Member of the Madhya Pradesh Legislative Assembly
- Incumbent
- Assumed office 2013
- Preceded by: Sudama Singh
- Constituency: Pushprajgarh

Personal details
- Born: 5 June 1965 (age 60)
- Citizenship: India
- Party: Indian National Congress
- Spouse: Premwati Singh Marko
- Children: 2
- Education: LLB
- Profession: Politician

= Phundelal Singh Marko =

Indian politician

Phundelal Singh Marko (born 1965), also spelled as Fundelal Marko, is an Indian politician from Madhya Pradesh. He is a three time MLA from Pushprajgarh Assembly constituency, in Anuppur District. He won the 2023 Madhya Pradesh Legislative Assembly election from representing Indian National Congress party.

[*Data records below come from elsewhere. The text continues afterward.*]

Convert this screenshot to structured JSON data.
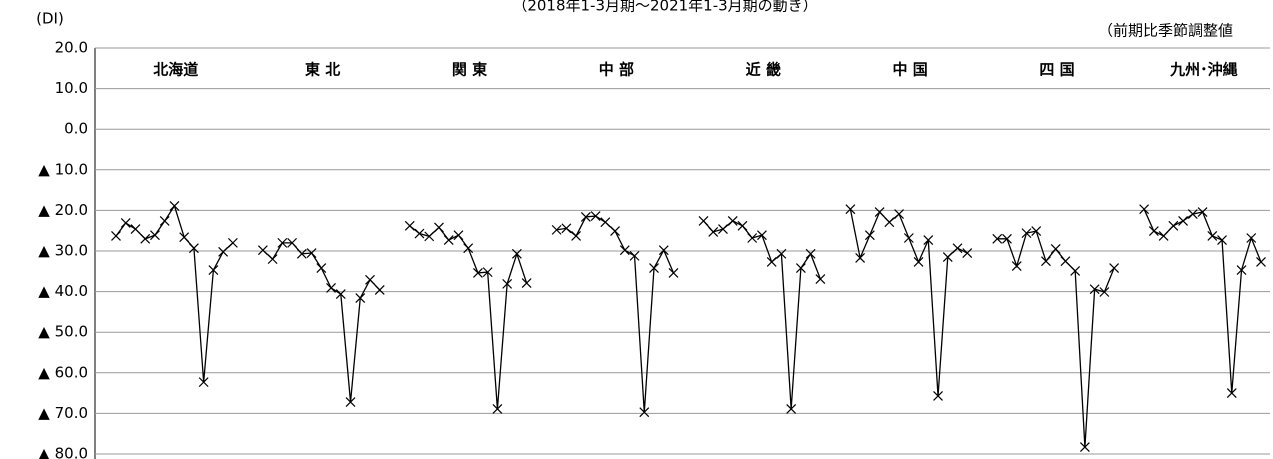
{
  "chart_data": {
    "type": "line",
    "title": "（2018年1-3月期～2021年1-3月期の動き）",
    "y_label": "(DI)",
    "note": "（前期比季節調整値",
    "ylim": [
      -80,
      20
    ],
    "yticks": [
      {
        "value": 20,
        "label": "20.0"
      },
      {
        "value": 10,
        "label": "10.0"
      },
      {
        "value": 0,
        "label": "0.0"
      },
      {
        "value": -10,
        "label": "▲ 10.0"
      },
      {
        "value": -20,
        "label": "▲ 20.0"
      },
      {
        "value": -30,
        "label": "▲ 30.0"
      },
      {
        "value": -40,
        "label": "▲ 40.0"
      },
      {
        "value": -50,
        "label": "▲ 50.0"
      },
      {
        "value": -60,
        "label": "▲ 60.0"
      },
      {
        "value": -70,
        "label": "▲ 70.0"
      },
      {
        "value": -80,
        "label": "▲ 80.0"
      }
    ],
    "grid": true,
    "color": "#000000",
    "series": [
      {
        "name": "北海道",
        "values": [
          -26.3,
          -23.1,
          -24.6,
          -27.0,
          -26.1,
          -22.6,
          -18.9,
          -26.6,
          -29.3,
          -62.3,
          -34.7,
          -30.2,
          -28.0
        ]
      },
      {
        "name": "東 北",
        "values": [
          -29.8,
          -32.0,
          -28.0,
          -28.0,
          -30.7,
          -30.5,
          -34.2,
          -39.1,
          -40.6,
          -67.2,
          -41.6,
          -37.1,
          -39.6
        ]
      },
      {
        "name": "関 東",
        "values": [
          -23.8,
          -25.7,
          -26.4,
          -24.2,
          -27.3,
          -26.1,
          -29.3,
          -35.4,
          -35.2,
          -68.9,
          -38.1,
          -30.7,
          -37.9
        ]
      },
      {
        "name": "中 部",
        "values": [
          -24.8,
          -24.4,
          -26.3,
          -21.6,
          -21.4,
          -22.9,
          -25.1,
          -29.8,
          -31.2,
          -69.7,
          -34.2,
          -29.8,
          -35.4
        ]
      },
      {
        "name": "近 畿",
        "values": [
          -22.6,
          -25.3,
          -24.6,
          -22.6,
          -23.8,
          -26.8,
          -26.1,
          -32.7,
          -30.7,
          -68.9,
          -34.2,
          -30.7,
          -36.9
        ]
      },
      {
        "name": "中 国",
        "values": [
          -19.7,
          -31.7,
          -26.1,
          -20.4,
          -22.9,
          -20.9,
          -26.8,
          -32.7,
          -27.3,
          -65.7,
          -31.5,
          -29.3,
          -30.5
        ]
      },
      {
        "name": "四 国",
        "values": [
          -27.0,
          -27.0,
          -33.7,
          -25.6,
          -25.1,
          -32.5,
          -29.5,
          -32.5,
          -34.9,
          -78.3,
          -39.4,
          -40.1,
          -34.2
        ]
      },
      {
        "name": "九州･沖縄",
        "values": [
          -19.7,
          -25.1,
          -26.3,
          -23.8,
          -22.6,
          -20.9,
          -20.4,
          -26.3,
          -27.3,
          -65.0,
          -34.7,
          -26.8,
          -32.7
        ]
      }
    ]
  }
}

== Early life and education ==
Marko is from Pushprajgarh, Anuppur District, Madhya Pradesh. He is the son of late Baldev Singh Marko. He completed his M.A. in 2007 at Shambhunath Shukla government college, Shahdol. Earlier, he dis his LLB at Law College, Shahdol, which is affiliated with Awadhesh Pratap Singh University, Rewa, Madhya Pradesh. Earlier, he worked as a government assistant teacher at H.S. school, Rajendragraam run by the tribal department from 1987 to 1993.

==Career==
Marko was first elected as an MLA winning the 2013 Madhya Pradesh Legislative Assembly election. He retained the Pushprajgarh seat in the 2018 Assembly election representing the Indian National Congress. He won for a third consecutive term in the 2023 Assembly election.

He started his political life as a student in 1984 and was elected as the president of the government college in Pushprajgarh. Later, he was elected as a member of the Shahdol panchayat in 1994 and as vice president in 1999.